"Sushi Terrorists" Licking Food Are Plaguing Restaurants
Teenagers are licking people’s food, mugs, and spoons in sushi restaurants.
Japanese public and restaurant-goers are appalled by the actions of what they call a group of "sushi terrorists"—young people who film themselves licking soy sauce bottles and tea cups before posting the videos online. The incidents appear to be geared towards getting social media clout and going viral, and people are understandably horrified by the trend.
"After watching this video, I can no longer go to the 'karazushi' restaurant that I used to go to every week," one person commented on a news site. Here's what the restaurants are doing to fight back.

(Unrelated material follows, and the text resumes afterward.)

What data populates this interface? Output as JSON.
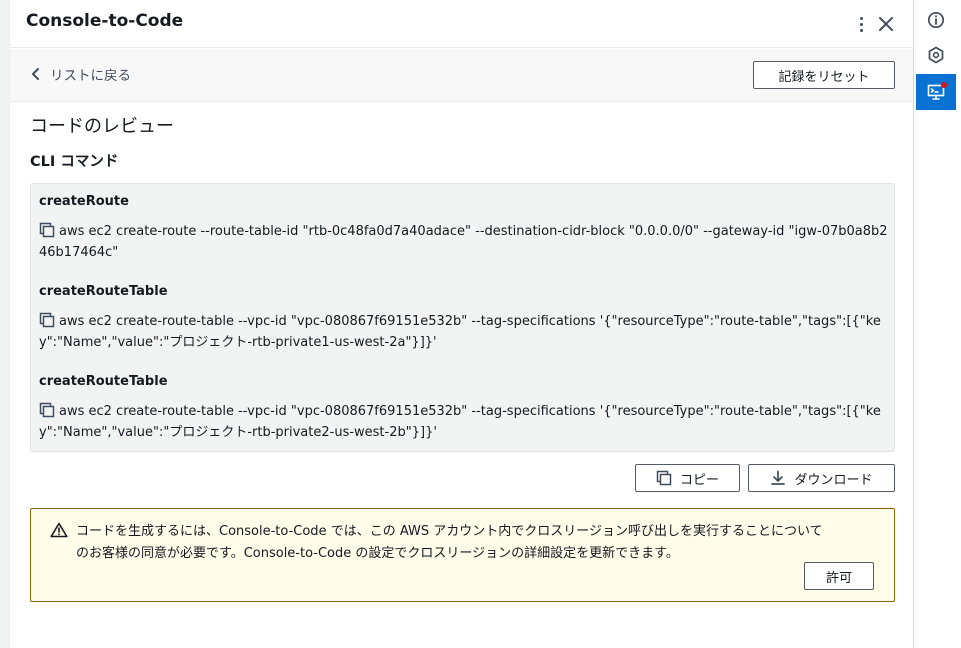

One viral video shows a young man at a restaurant, laughing as he licks the top of a soy sauce bottle and the rim of a mug before placing it back with the clean mugs. The video has been viewed 93 million times, and the Sushiro chain is reassuring customers they are taking extra precautions moving forward.

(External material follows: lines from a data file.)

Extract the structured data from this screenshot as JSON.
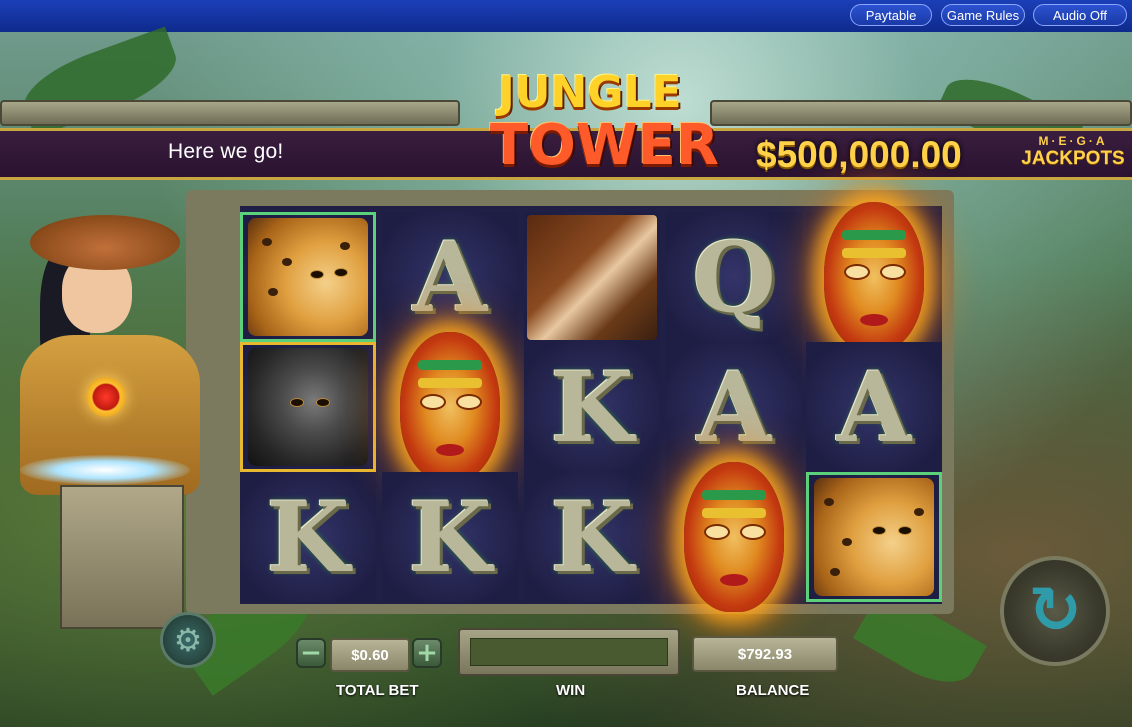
{
  "nav": {
    "paytable": "Paytable",
    "game_rules": "Game Rules",
    "audio": "Audio Off"
  },
  "header": {
    "message": "Here we go!",
    "jackpot": "$500,000.00",
    "mega_line1": "M·E·G·A",
    "mega_line2": "JACKPOTS"
  },
  "logo": {
    "line1": "JUNGLE",
    "line2": "TOWER"
  },
  "reels": [
    [
      "leopard",
      "gorilla",
      "K"
    ],
    [
      "A",
      "mask",
      "K"
    ],
    [
      "scroll",
      "K",
      "K"
    ],
    [
      "Q",
      "A",
      "mask"
    ],
    [
      "mask",
      "A",
      "leopard"
    ]
  ],
  "controls": {
    "total_bet_value": "$0.60",
    "total_bet_label": "TOTAL BET",
    "win_label": "WIN",
    "balance_value": "$792.93",
    "balance_label": "BALANCE",
    "minus": "−",
    "plus": "+"
  },
  "icons": [
    "settings-gear-icon",
    "spin-arrow-icon"
  ],
  "colors": {
    "nav_bg": "#1b3fb8",
    "banner_bg": "#2a1230",
    "jackpot": "#ffd24a",
    "highlight": "#5ad17a"
  }
}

Sushiro says all soy sauce bottles have been replaced, and mugs have been washed. Customers must now pick up their utensils at a specific serving point.
Other "kaitenzushi" restaurant conveyor belt chains say diners have been spotted putting spicy condiments on dishes and licking spoons. Restaurants are responding with legal action against the customers involved.

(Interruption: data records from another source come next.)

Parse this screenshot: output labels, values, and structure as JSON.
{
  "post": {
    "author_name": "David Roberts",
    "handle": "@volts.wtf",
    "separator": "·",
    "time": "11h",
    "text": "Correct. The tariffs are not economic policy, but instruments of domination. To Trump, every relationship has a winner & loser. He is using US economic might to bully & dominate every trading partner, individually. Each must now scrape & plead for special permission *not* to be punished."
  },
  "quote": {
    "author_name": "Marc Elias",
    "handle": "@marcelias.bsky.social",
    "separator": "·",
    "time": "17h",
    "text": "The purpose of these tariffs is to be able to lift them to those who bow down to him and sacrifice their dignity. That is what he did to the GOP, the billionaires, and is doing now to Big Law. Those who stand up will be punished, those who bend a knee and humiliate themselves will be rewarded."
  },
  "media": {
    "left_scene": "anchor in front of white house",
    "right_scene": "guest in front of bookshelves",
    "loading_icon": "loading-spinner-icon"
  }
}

The teenager in the first video was brought in by his parents to apologize, but Sushiro is pursuing charges. "As a company, we will continue to respond firmly with both criminal and civil cases," Sushiro said.
Shares in restaurant chains involved have fallen since the videos went viral, but people are fighting back. "I've always wanted to go to Sushiro but haven't been able to because it's always crowded," singer Yuya Tegoshi tweeted. "But the situation now is the absolute worst for them, so I'm definitely going to visit."
Japan is notorious for its high food safety and hygiene standards, which makes the videos all the more unacceptable. "Omotenashi (hospitality) is an important selling point in Japan, so I think it's unforgivable," says Tokyo-based musician Luna Watanabe, 20. "It's harmful to customers and employees."
Grateful For Support
Sushiro president Kohei Nii is overwhelmed by the strong public support and defense of his business. "I'm so grateful I could cry," he tweeted. According to the JiJi press agency, the Hama Sushi and Kura Sushi chains are also taking legal action. They have also announced plans to install cameras above conveyor belts to prevent sushi terrorism from happening again.